Karen Hao trained as a mechanical engineer and then joined a Silicon Valley startup, thinking that technology was the best means to create social change. While surrounded by smart people who were also passionate about using technology for social change, she soon discovered there were no incentives or pathways to accomplish this. “When you're inside a technology company and you're thinking this is going to help change the world, you're often blind to unattended consequences of your work,” she says.
She decided to transition to a career in journalism where she could create social change by raising awareness about social impacts of technologies like AI, and how big tech companies engage in “ethics washing” to protect their profits. She is intrigued by the way that incentives shape the work that is done at a systemic level. She says every tech giant suffers from issues at the systemic level where there are people who deeply care about ethics within the organization, but it doesn't mean the company is willing to change the way their profitable technologies work. And employees are disincentivized to do this work because they could be fired.

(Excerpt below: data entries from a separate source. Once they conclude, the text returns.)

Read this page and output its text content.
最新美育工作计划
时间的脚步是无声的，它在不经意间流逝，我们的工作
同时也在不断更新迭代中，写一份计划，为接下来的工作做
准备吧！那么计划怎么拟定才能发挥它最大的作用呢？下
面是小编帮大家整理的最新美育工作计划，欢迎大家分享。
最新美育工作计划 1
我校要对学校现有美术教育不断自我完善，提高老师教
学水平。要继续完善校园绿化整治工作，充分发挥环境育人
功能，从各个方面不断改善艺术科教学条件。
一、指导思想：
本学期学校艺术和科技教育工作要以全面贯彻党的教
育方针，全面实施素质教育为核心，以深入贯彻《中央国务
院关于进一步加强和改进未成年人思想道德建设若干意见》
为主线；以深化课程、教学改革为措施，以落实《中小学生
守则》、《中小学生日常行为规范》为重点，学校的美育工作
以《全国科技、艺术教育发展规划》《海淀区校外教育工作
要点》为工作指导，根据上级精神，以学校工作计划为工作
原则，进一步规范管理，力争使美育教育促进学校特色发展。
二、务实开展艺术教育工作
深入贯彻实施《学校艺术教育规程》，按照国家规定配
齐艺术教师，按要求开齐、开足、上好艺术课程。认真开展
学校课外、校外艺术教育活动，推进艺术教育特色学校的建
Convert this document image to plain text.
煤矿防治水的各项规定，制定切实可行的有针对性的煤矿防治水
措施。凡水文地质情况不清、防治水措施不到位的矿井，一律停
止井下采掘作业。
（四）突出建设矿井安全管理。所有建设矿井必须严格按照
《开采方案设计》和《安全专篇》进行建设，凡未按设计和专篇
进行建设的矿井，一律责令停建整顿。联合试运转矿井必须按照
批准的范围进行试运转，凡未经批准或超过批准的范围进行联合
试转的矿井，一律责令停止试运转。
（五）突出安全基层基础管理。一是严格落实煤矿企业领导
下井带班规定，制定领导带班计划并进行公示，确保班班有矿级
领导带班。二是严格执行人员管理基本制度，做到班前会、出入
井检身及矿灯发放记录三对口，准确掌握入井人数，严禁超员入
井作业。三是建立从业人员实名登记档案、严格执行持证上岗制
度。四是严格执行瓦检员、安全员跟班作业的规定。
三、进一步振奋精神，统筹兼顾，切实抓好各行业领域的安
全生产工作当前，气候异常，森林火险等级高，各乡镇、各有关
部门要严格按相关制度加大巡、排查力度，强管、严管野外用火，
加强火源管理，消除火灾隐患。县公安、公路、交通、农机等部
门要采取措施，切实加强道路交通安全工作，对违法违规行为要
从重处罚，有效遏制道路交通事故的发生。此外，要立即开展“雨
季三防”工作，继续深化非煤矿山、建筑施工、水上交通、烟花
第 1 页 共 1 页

A high-profile example was the ethical AI team at Google was doing great work critiquing some of Google’s practices and tried to get the paper published. Google refused to let them publish it, censored their research and then fired both of the team leads. It later came out that this was just one instance of academic censorship, but Google had told many other researchers to strike a positive tone when talking about technology being developed by Google.
For her article, How Facebook Got Addicted to Spreading Misinformation, she did a nine-month investigation into Facebook's responsible AI team that was supposed to be understanding and mitigating the unintended consequences of Facebook's algorithms. She found the team was focused on specific unintended consequences that are good for Facebook's growth like AI bias. It completely ignored the most important harms of Facebook's algorithms—misinformation, amplification, polarization, exacerbation, especially in the wake of the January 6 capital riots—because addressing them would undermine Facebook's growth. There have been times when Facebook was not only ignoring or negligent of the issues that its algorithms might be causing, but also purposely undermining some of the efforts to try and fix it because of this tension with the company's growth.
She was glad to see policymakers cite her article at a recent congressional hearing, and hopes Congress has the political will to regulate companies like Facebook. She says it’s also important for every new generation of Facebook employees to become educated about these issues so they will hold the company accountable. She thinks AI research has shifted a bit over the last five years to be more focused on taking responsibility for societal impacts and part of that evolution is being driven by people on the inside who raised awareness and advocated for change.
One of Karen’s inspirations to go into journalism was Rachel Carson's book Silent Spring that sparked a widespread environmental movement. She strives to write stories that activate that same level of change, transforming both the cultural discussions and policy around important issues.